Le gouvernement français se trouve au cœur d’un bras de fer avec le Parlement à propos du mécanisme d’optimisation fiscale nommé « CumCum ». Ce scandale, qui concerne principalement les actionnaires étrangers d’entreprises françaises, attire l’attention de nombreux élus, des sénateurs aux députés, ainsi que de l’opinion publique.
Le 8 juillet 2025, le ministre de l’Économie, Éric Lombard, a été auditionné par l’Assemblée nationale, soutenue par le Sénat, afin d’exiger des éclaircissements sur ce phénomène fiscal controversé. Ce mécanisme, « CumCum », consiste pour des actionnaires étrangers à confier temporairement leurs actions à un tiers, comme une banque, afin de se soustraire à l’impôt sur les dividendes.
En échange de cette opération, les actionnaires versent une commission à l’intermédiaire. Cela leur permet d’échapper à l’impôt sur les dividendes, qui représente un revenu pour l’actionnaire et qui, normalement, est soumis à des taxes. Cette stratégie d’optimisation fiscale a fait l’objet d’une enquête menée par plusieurs médias européens en 2018, estimant à 55 milliards d’euros la perte pour plusieurs pays européens, dont la France.
Un texte d’application du mécanisme « CumCum » qui inquiète le Parlement
Face à cette pratique, les sénateurs ont adopté un dispositif dans le budget 2025 visant à lutter contre l’évasion fiscale liée aux dividendes. Le texte impose une retenue à la source sur les « bénéficiaires effectifs » des produits distribués. Cependant, le texte d’application, publié par le gouvernement, ne satisfait pas le Parlement.
En effet, certains estiment que cette législation ne répond pas aux exigences légales, notamment en raison de « brèches » laissées ouvertes, permettant aux banques de continuer à opérer sous ce mécanisme. Le sénateur Jean-François Husson a dénoncé ces failles, affirmant que le gouvernement a cédé aux pressions des lobbys bancaires, une accusation renforcée par la découverte de documents indiquant des discussions sur cette question.
« Le gouvernement a prévu des textes d’application de la loi qui ouvrent une brèche dans laquelle les banques peuvent s’engouffrer pour continuer à frauder l’impôt », a déclaré Husson, expliquant que les autorités fiscales avaient émis des avertissements contre les modifications demandées par les banques. Selon des informations de presse, le ministère de l’Économie aurait ignoré ces recommandations internes, publiant un texte d’application contre l’avis même de son administration.

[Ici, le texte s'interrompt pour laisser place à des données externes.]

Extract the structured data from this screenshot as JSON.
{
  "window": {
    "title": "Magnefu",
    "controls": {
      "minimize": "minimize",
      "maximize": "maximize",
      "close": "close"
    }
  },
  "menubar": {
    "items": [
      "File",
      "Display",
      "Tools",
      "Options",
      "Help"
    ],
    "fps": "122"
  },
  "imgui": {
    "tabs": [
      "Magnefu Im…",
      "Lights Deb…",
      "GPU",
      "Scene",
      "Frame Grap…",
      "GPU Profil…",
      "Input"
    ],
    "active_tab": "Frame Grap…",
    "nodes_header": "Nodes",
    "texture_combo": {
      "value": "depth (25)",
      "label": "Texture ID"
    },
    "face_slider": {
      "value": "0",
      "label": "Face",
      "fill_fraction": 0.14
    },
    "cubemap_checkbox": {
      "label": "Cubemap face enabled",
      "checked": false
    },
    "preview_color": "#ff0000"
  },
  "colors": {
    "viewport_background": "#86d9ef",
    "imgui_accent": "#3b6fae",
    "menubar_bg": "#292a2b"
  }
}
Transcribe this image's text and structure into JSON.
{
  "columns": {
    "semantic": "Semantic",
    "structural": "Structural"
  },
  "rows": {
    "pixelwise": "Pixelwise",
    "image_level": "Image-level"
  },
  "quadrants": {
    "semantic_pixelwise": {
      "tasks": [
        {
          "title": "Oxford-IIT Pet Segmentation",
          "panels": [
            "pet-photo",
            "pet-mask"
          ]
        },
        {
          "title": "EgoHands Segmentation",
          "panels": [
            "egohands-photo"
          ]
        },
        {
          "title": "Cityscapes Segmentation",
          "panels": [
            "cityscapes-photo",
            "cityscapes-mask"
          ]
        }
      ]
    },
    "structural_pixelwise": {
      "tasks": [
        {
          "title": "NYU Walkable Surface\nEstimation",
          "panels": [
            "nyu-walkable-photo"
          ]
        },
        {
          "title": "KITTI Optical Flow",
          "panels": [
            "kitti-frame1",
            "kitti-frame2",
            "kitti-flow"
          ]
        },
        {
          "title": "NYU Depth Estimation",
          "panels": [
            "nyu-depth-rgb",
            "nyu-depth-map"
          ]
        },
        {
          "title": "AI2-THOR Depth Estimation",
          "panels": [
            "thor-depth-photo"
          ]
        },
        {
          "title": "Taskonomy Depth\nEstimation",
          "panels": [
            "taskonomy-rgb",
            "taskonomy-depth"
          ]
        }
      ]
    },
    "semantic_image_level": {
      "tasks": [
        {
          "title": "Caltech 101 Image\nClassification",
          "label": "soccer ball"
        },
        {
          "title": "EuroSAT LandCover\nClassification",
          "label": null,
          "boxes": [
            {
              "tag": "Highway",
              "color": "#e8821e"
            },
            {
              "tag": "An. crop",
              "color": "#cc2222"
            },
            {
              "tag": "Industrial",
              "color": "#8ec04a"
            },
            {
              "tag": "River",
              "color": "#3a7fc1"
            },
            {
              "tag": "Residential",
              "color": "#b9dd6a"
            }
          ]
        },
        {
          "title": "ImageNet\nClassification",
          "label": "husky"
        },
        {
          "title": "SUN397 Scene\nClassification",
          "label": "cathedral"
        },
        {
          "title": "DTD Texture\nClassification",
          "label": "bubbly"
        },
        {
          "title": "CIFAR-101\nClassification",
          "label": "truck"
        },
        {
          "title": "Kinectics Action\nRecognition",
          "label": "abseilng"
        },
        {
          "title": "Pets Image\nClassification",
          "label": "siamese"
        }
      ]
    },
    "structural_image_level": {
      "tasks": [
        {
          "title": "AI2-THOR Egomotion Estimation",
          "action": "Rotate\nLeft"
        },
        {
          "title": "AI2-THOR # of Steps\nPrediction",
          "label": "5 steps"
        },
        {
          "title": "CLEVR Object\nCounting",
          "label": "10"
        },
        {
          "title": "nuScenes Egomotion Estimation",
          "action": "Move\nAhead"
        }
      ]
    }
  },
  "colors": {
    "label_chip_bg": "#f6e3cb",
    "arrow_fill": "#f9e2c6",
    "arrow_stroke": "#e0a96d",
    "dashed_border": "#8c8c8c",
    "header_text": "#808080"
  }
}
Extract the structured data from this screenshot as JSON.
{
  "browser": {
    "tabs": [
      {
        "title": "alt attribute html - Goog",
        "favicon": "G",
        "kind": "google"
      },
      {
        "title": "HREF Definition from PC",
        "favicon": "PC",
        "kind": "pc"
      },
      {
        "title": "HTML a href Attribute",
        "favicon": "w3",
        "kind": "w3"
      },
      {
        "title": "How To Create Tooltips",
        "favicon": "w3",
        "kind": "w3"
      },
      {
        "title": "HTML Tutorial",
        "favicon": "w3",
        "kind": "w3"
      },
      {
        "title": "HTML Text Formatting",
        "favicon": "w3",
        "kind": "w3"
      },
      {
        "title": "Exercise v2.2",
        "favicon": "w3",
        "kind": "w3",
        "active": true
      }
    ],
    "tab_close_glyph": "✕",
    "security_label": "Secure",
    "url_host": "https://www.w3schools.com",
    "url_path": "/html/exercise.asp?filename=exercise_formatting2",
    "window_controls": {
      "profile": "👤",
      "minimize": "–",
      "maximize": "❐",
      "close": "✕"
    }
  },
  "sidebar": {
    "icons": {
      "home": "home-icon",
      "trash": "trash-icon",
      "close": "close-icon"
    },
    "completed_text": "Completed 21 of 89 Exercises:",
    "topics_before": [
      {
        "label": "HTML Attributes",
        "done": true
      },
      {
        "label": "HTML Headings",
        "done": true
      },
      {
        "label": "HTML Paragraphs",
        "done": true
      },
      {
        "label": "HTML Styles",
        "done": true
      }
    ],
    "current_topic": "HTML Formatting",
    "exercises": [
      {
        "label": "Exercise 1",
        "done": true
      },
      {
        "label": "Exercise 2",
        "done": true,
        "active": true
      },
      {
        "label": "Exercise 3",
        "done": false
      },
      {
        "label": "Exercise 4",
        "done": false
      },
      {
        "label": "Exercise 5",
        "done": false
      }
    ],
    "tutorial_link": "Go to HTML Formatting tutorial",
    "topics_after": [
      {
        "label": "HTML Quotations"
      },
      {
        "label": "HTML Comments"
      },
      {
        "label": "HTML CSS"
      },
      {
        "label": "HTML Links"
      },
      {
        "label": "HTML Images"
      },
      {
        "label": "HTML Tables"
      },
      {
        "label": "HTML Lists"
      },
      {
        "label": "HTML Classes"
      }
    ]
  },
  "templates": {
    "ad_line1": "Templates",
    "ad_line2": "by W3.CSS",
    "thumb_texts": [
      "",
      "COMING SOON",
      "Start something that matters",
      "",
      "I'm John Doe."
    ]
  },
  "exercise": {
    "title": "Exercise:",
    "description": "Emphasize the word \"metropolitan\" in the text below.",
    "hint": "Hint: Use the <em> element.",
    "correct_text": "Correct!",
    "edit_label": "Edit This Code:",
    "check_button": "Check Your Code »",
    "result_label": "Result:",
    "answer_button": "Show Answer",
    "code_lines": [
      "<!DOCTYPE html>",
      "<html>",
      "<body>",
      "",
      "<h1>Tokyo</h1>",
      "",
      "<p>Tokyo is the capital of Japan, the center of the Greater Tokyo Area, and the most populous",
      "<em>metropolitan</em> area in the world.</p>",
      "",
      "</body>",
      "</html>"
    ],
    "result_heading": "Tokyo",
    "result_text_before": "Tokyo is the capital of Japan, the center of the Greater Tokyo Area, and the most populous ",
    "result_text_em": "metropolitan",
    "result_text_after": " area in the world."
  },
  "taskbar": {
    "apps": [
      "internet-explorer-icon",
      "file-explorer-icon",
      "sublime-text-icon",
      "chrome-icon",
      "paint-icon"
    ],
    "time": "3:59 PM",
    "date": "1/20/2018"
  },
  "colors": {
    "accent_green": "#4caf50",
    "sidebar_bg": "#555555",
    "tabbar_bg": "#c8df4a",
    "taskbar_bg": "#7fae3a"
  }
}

Cette situation a également agité la scène politique, avec des personnalités comme François Bayrou se voyant contraints d’évoquer ce scandale. Le ministre a promis de se pencher sur les alertes lancées par les sénateurs. Cependant, la question de l’impact d’une législation affaiblie sur l’économie du pays, notamment dans un contexte de plan d’économies de 40 milliards d’euros, reste sensible. Un tel recul législatif pourrait s’avérer impopulaire et aggraver les tensions entre les différentes branches du gouvernement et les citoyens.
La tension entre le gouvernement et le Parlement sur ce sujet est loin d’être résolue, et les prochains développements risquent de faire grand bruit dans le paysage politique et économique français.